/Word-Frequency-Analyzer

a Python application that analyzes the word frequency in a given month's news

Primary LanguagePythonMIT LicenseMIT

Word Frequency Analyzer

Video Demo: YouTube

Description

This project is a Python application that analyzes the word frequency in a given month's CNN article sitemap. It provides functionality to retrieve the most frequently used words, generate a bar chart of the top 20 words, and export the word frequency data to a CSV file.

Key Features

  • Analyzes word frequency in a specific month's CNN article sitemap.
  • Retrieves the most frequently used words.
  • Generates a bar chart of the top 20 most frequently used words.
  • Exports word frequency data to a CSV file for further analysis.

Prerequisites

  • Python 3.x
  • requests library
  • BeautifulSoup library
  • matplotlib library
  • spacy library
  • tkinter library (for GUI)

Installation

  1. Clone or download the project files to your local machine.

  2. Install the required Python libraries by running the following command:

    pip install -r requirements.txt
    
  3. Download the English language model for Spacy run:

    python -m spacy download en_core_web_sm
    

( in new versions it will download and load the model automatically)

Usage

To run the project using the graphical user interface, navigate to the project directory and execute the following command:

python project.py

The application will open a GUI window where you can enter the month and year for analysis. Click the "Analyze" button to start the analysis process. The program will retrieve the sitemap for the specified month and year from CNN's website and display the most repeated words in the console. It will also generate a bar chart showing the top 20 most frequently used words.

GUI Screenshot 1

GUI Screenshot 2

Testing

The project includes a test file test_project.py that uses pytest for unit testing. To run the tests, execute the following command:

pytest test_project.py

The tests validate the functionality of the project's functions and ensure that they behave as expected.

Testing

The test_project.py file contains unit tests for the project functions.
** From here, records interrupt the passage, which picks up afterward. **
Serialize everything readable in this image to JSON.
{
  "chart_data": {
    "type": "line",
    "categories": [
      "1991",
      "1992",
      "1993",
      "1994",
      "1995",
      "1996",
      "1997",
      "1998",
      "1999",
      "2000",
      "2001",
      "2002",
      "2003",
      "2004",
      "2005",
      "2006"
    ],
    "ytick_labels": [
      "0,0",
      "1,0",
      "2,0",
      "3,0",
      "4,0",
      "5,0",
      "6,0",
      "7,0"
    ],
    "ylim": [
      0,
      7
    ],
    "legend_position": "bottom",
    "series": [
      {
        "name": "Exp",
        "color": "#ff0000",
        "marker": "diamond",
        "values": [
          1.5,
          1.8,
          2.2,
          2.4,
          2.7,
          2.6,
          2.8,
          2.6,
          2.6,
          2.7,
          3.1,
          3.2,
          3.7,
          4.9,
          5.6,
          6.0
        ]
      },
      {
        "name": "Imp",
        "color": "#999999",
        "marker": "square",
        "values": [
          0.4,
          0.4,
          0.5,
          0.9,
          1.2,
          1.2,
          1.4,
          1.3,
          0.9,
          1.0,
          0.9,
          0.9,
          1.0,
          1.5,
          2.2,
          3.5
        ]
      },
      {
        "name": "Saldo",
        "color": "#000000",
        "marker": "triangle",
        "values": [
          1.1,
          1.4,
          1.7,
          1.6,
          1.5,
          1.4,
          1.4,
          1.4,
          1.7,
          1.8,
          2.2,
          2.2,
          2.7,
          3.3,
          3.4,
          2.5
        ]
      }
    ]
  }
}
To run tests, execute the following command:

pytest test_project.py

License

This project is licensed under the MIT License.

Contact

If you have any questions or need assistance, you can reach out to the project maintainers at shojaei.dev@gmail.com

License

This project is licensed under the MIT License. See the LICENSE file for more information.

Future Enhancements/Roadmap

While the current version of the Word Frequency Analyzer is functional and provides valuable insights into word frequencies, we have plans for future enhancements and additions. Some of the planned features and improvements include:

  • Adding AI Analyze using chatgpt.
  • Adding support for analyzing word frequencies from multiple sources, such as different news websites or RSS feeds.
  • Implementing advanced text analytics techniques, such as sentiment analysis and entity recognition, to gain deeper insights from the analyzed data.
  • Enhancing the visualization capabilities by providing more interactive and customizable charts and graphs.
  • Improving the performance and efficiency of the word frequency analysis algorithm.
  • Expanding the project's documentation and providing more comprehensive user guides and tutorials.

We are committed to continuously improving the Word Frequency Analyzer and welcome any feedback or suggestions from the user community.